Learning how to process through angry episodes or waves of depressive feelings will go so far in your quest for self-care. You don’t want to band-aid your sinful reactions with a glass of wine or a long bath to make yourself feel better.
True self-care is wanting to keep the destructive behavior from occurring in the first place. So when you’re starting to feel on edge and out of control, learn how to ask yourself the right questions and answer honestly in your journal. Then, take the appropriate steps.
I’m going to be honest, I have my thoughts about drinking. Given my own history with alcohol which was indulgent at best and alcoholic at worst, my opinion may be skewed. But it’s been five years now since I’ve had a drink and I’m not sorry.
My personal opinion is that binge drinking has become socially acceptable, more people have problems with alcohol than are willing to admit, and consuming alcohol is literally poisoning your organs for funsies. Perhaps one of my most important self-care tips for moms is this: stop drinking.
Listen, mama, if you need wine to relax at the end of the night, you need so much more than wine can deliver. I promise.
Like, every day. Not just somedays. Not just convenient days. Every day. Get into the habit of cutting off noise and distractions and urgencies, etc. The world won’t end. Your kids will grow accustomed to it in a week or two. And maybe you’ll save yourself from reaching for wine at bedtime.
There was a time, just a couple of decades ago, when the world operated on a phone system that was plugged in to a wall by wires.
You may think everyone needs to be able to reach you at every moment for every little thing. The reality is, it’s okay if they can’t. Text messages can go unanswered for a few hours. Phone calls can go to voicemail. Your facebook page can go un-updated.
Less distraction and more presence creates more peace.
This is my favorite self-care tip for moms. I swear, my confidence in my own mothering skills went way up when I gave up social media three years ago.

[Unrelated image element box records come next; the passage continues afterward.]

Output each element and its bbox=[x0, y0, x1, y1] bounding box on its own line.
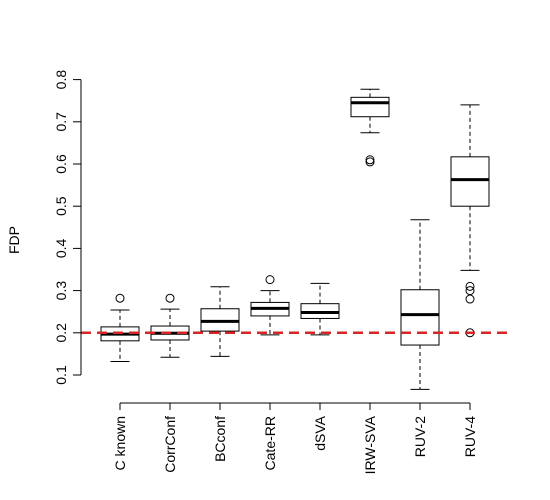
box-body bbox=[450, 156, 490, 207]
y-tick-label: 0.4 bbox=[53, 238, 69, 258]
y-tick-label: 0.7 bbox=[53, 112, 69, 132]
y-tick-label: 0.6 bbox=[53, 154, 69, 174]
y-axis-title: FDP bbox=[6, 226, 22, 254]
y-tick-label: 0.8 bbox=[53, 70, 69, 90]
x-tick-label: RUV-4 bbox=[462, 416, 478, 457]
box-1 bbox=[100, 293, 140, 362]
outlier-point bbox=[165, 293, 175, 303]
box-4 bbox=[250, 275, 290, 336]
outlier-point bbox=[115, 293, 125, 303]
box-body bbox=[400, 289, 440, 346]
box-8 bbox=[450, 104, 490, 338]
box-3 bbox=[200, 286, 240, 357]
x-tick-label: dSVA bbox=[312, 415, 328, 450]
y-tick-label: 0.2 bbox=[53, 323, 69, 343]
y-tick-label: 0.3 bbox=[53, 281, 69, 301]
x-tick-label: BCconf bbox=[212, 416, 228, 462]
x-tick-label: RUV-2 bbox=[412, 416, 428, 457]
boxes-layer bbox=[100, 88, 490, 390]
x-tick-label: CorrConf bbox=[162, 416, 178, 473]
x-tick-label: C known bbox=[112, 416, 128, 470]
x-axis: C known CorrConf BCconf Cate-RR dSVA IRW-SVA R… bbox=[112, 402, 478, 474]
y-tick-label: 0.5 bbox=[53, 196, 69, 216]
box-6 bbox=[350, 88, 390, 167]
y-tick-label: 0.1 bbox=[53, 365, 69, 385]
y-axis: 0.1 0.2 0.3 0.4 0.5 0.6 0.7 0.8 bbox=[53, 70, 82, 385]
box-body bbox=[350, 96, 390, 118]
outlier-point bbox=[365, 155, 375, 165]
box-7 bbox=[400, 219, 440, 390]
x-tick-label: IRW-SVA bbox=[362, 415, 378, 474]
outlier-point bbox=[265, 275, 275, 285]
box-2 bbox=[150, 293, 190, 358]
x-tick-label: Cate-RR bbox=[262, 416, 278, 470]
outlier-point bbox=[465, 294, 475, 304]
outlier-point bbox=[365, 157, 375, 167]
outlier-point bbox=[465, 281, 475, 291]
box-5 bbox=[300, 282, 340, 336]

Suddenly, there was no one to tell me I was doing it all wrong. No passive aggressive post to cause anxiety in me concerning a decision I made. Nothing and no one to compare myself to. It was just me and my kids and the Holy Spirit guiding my interactions with them.
Eliminating the social media comparison trap has made all the difference for me. Give it a try!
I swear it’s a game changer. You will feel so much more calm when you’re not overrun by stuff. When your home is visually pleasing, you’ll really feel like you’ve got your life figured out.
And honestly, the less stuff you have to manage, the more time you have to NOT manage them. Aka, free time. Holla!
Girl, I don’t like this one either. Because I love sugar. And sometimes, thinking about that chocolate candy bar waiting for me in the fridge is everything I need to get through a loooong afternoon.
Trust me, it’s a trick. It’s a sweet little lie. I know for me, because I’ve done the Whole30 and have gone completely sugar free, that high sugar intake is directly related to low mood feelings. The more sweets, the more depressed I end up feeling.
I can’t indulge half as often as I want to, if I want to practice true self-care.
In other words, choose carefully what you’re drinking, what you’re ingesting, and make better decisions. Consume the things that are going to end up working for you (and your gut) and helping you to feel your best.
Honestly, the negative side effect of reading more is having less time to watch tv.
Meaning there is no negative side effect. Reading makes you smart, and depending on what you read, it can encourage, inspire, and motivate you, too.
I am not perfect. After writing this post, I am realizing just how far off track I’ve gotten in my own self-care routine. But every step you take to care for yourself, is a step towards caring better for those around you.
Unlike society’s idea that self-care is self-indulgent nonsense, these things will actually improve your mood, up your energy level, and further your health journey. You’ll actually feel better, be better, and do better.